3. Intentionality matters more than sector or geography.
“All five of the evaluation’s top-performing investments qualified under the 2X Leadership Criterion. These firms didn’t just have women in the room—they had women in senior management and on boards or investment committees, with real decision-making power.”
The highest-performing investments when it comes to gender outcomes weren’t clustered in specific regions or industries. Rather, top performers across the 81 investments shared four common enablers:
Dedicated resources and structures for gender integration
Systems to collect and use sex-disaggregated data
Clear understanding of local gender contexts and business opportunities
Strong leadership buy-in and values around gender equality
Context shaped what success looked like—from engaging mothers-in-law in South Asia to providing safe transport for women workers—but outcomes were determined by how deliberately clients embedded gender-smart practices. This matters because it means gender impact isn’t predetermined by location or sector, but by choices that DFIs can actively support.

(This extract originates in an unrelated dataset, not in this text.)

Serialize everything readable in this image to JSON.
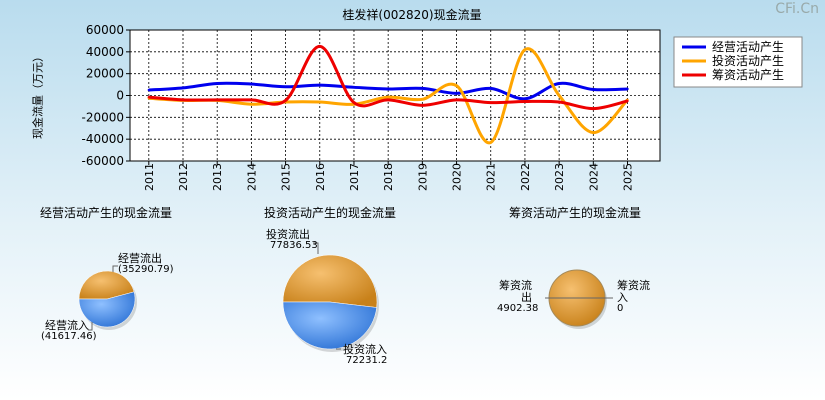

What this means for the field
This synthesis does more than validate the 2X Criteria. It demonstrates that gender-lens investing, done well, delivers measurable development outcomes for women. It shows which levers work, which are underused, and where the greatest opportunities lie.

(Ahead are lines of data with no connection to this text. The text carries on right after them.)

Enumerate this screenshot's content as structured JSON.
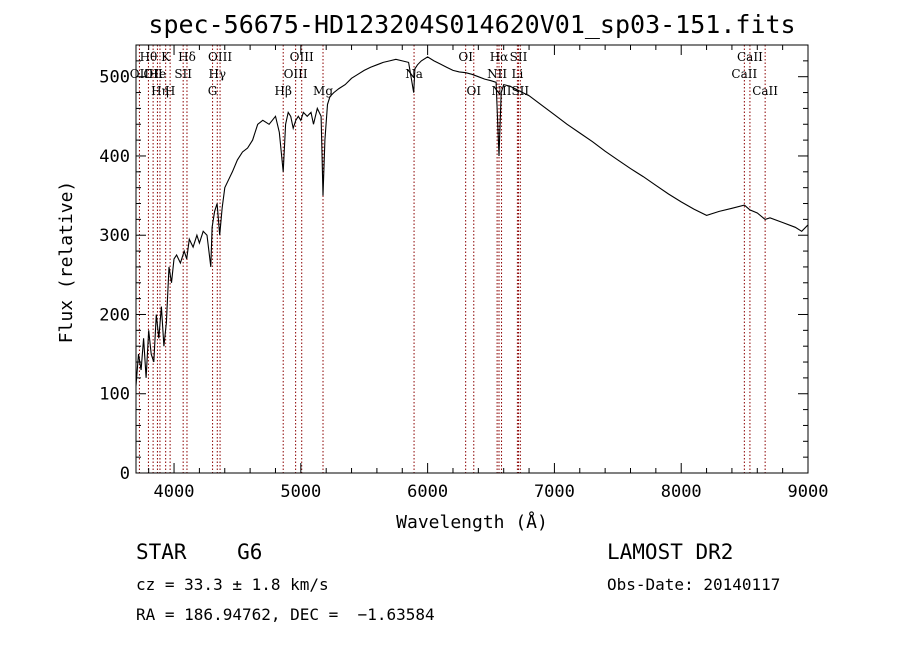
{
  "chart_data": {
    "type": "line",
    "title": "spec-56675-HD123204S014620V01_sp03-151.fits",
    "xlabel": "Wavelength (Å)",
    "ylabel": "Flux (relative)",
    "xlim": [
      3700,
      9000
    ],
    "ylim": [
      0,
      540
    ],
    "xticks": [
      4000,
      5000,
      6000,
      7000,
      8000,
      9000
    ],
    "yticks": [
      0,
      100,
      200,
      300,
      400,
      500
    ],
    "grid": false,
    "line_color": "#000000",
    "marker_color": "#8b0000",
    "series": [
      {
        "x": [
          3700,
          3720,
          3740,
          3760,
          3780,
          3800,
          3820,
          3840,
          3860,
          3880,
          3900,
          3920,
          3940,
          3960,
          3980,
          4000,
          4020,
          4050,
          4080,
          4100,
          4120,
          4150,
          4180,
          4200,
          4230,
          4260,
          4290,
          4300,
          4320,
          4340,
          4360,
          4380,
          4400,
          4430,
          4460,
          4500,
          4540,
          4580,
          4620,
          4660,
          4700,
          4750,
          4800,
          4830,
          4861,
          4880,
          4900,
          4920,
          4940,
          4960,
          4980,
          5000,
          5020,
          5050,
          5080,
          5100,
          5130,
          5160,
          5175,
          5190,
          5210,
          5230,
          5260,
          5300,
          5350,
          5400,
          5450,
          5500,
          5550,
          5600,
          5650,
          5700,
          5750,
          5800,
          5850,
          5890,
          5900,
          5920,
          5950,
          6000,
          6050,
          6100,
          6150,
          6200,
          6250,
          6300,
          6350,
          6400,
          6450,
          6500,
          6540,
          6563,
          6580,
          6600,
          6650,
          6700,
          6750,
          6800,
          6900,
          7000,
          7100,
          7200,
          7300,
          7400,
          7500,
          7600,
          7700,
          7800,
          7900,
          8000,
          8100,
          8200,
          8300,
          8400,
          8498,
          8542,
          8600,
          8662,
          8700,
          8800,
          8900,
          8950,
          9000
        ],
        "y": [
          110,
          150,
          130,
          170,
          120,
          180,
          150,
          140,
          200,
          170,
          210,
          160,
          190,
          260,
          240,
          270,
          275,
          265,
          280,
          270,
          295,
          285,
          300,
          290,
          305,
          300,
          260,
          310,
          330,
          340,
          300,
          335,
          360,
          370,
          380,
          395,
          405,
          410,
          420,
          440,
          445,
          440,
          450,
          430,
          380,
          440,
          455,
          450,
          435,
          445,
          450,
          445,
          455,
          450,
          455,
          440,
          460,
          450,
          350,
          420,
          465,
          475,
          480,
          485,
          490,
          498,
          503,
          508,
          512,
          515,
          518,
          520,
          522,
          520,
          518,
          480,
          510,
          515,
          520,
          525,
          520,
          516,
          512,
          508,
          506,
          505,
          503,
          500,
          497,
          495,
          493,
          400,
          480,
          490,
          488,
          484,
          480,
          476,
          464,
          452,
          440,
          429,
          418,
          406,
          395,
          384,
          374,
          363,
          352,
          342,
          333,
          325,
          330,
          334,
          338,
          332,
          328,
          320,
          322,
          316,
          310,
          305,
          313
        ]
      }
    ],
    "line_markers": [
      {
        "w": 3727,
        "row": 1,
        "label": "OII"
      },
      {
        "w": 3798,
        "row": 0,
        "label": "Hθ"
      },
      {
        "w": 3835,
        "row": 1,
        "label": "OII"
      },
      {
        "w": 3869,
        "row": 1,
        "label": "He"
      },
      {
        "w": 3889,
        "row": 2,
        "label": "Hη"
      },
      {
        "w": 3934,
        "row": 0,
        "label": "K"
      },
      {
        "w": 3969,
        "row": 2,
        "label": "H"
      },
      {
        "w": 4072,
        "row": 1,
        "label": "SII"
      },
      {
        "w": 4102,
        "row": 0,
        "label": "Hδ"
      },
      {
        "w": 4304,
        "row": 2,
        "label": "G"
      },
      {
        "w": 4341,
        "row": 1,
        "label": "Hγ"
      },
      {
        "w": 4363,
        "row": 0,
        "label": "OIII"
      },
      {
        "w": 4861,
        "row": 2,
        "label": "Hβ"
      },
      {
        "w": 4959,
        "row": 1,
        "label": "OIII"
      },
      {
        "w": 5007,
        "row": 0,
        "label": "OIII"
      },
      {
        "w": 5175,
        "row": 2,
        "label": "Mg"
      },
      {
        "w": 5893,
        "row": 1,
        "label": "Na"
      },
      {
        "w": 6300,
        "row": 0,
        "label": "OI"
      },
      {
        "w": 6364,
        "row": 2,
        "label": "OI"
      },
      {
        "w": 6548,
        "row": 1,
        "label": "NII"
      },
      {
        "w": 6563,
        "row": 0,
        "label": "Hα"
      },
      {
        "w": 6583,
        "row": 2,
        "label": "NII"
      },
      {
        "w": 6708,
        "row": 1,
        "label": "Li"
      },
      {
        "w": 6717,
        "row": 0,
        "label": "SII"
      },
      {
        "w": 6731,
        "row": 2,
        "label": "SII"
      },
      {
        "w": 8498,
        "row": 1,
        "label": "CaII"
      },
      {
        "w": 8542,
        "row": 0,
        "label": "CaII"
      },
      {
        "w": 8662,
        "row": 2,
        "label": "CaII"
      }
    ]
  },
  "info": {
    "class_line": "STAR    G6",
    "cz_line": "cz = 33.3 ± 1.8 km/s",
    "radec_line": "RA = 186.94762, DEC =  −1.63584",
    "survey": "LAMOST DR2",
    "obs_date": "Obs-Date: 20140117"
  }
}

“This synthesis does more than validate the 2X Criteria. It demonstrates that gender-lens investing, done well, delivers measurable development outcomes for women. It shows which levers work, which are underused, and where the greatest opportunities lie.”
This synthesis arrives at a pivotal moment. The 2X Criteria were updated in 2024 to make qualifications even more impactful. Key changes include new Governance & Accountability requirements, strengthening the connection between Employment and Leadership Criteria, and introducing a Supply Chain Criterion. These enhancements align with evidence from the synthesis and point to even greater potential for the updated 2X Criteria to deliver meaningful outcomes for women.
The 2X Criteria framework has proven itself as the global standard for gender-smart investing. Now the challenge—and opportunity—is to move from qualification to transformation, from thresholds to sustained impact, from good intentions to outcomes that women can feel. At Kore Global, we see this shift happening across the partners we work with, and we are committed to helping investors, fund managers, and enterprises deepen their gender impact through evidence-driven insights, practical tools, and strategic support. As the field evolves, we look forward to continuing to collaborate with partners who are ready to push beyond compliance and drive real, lasting change.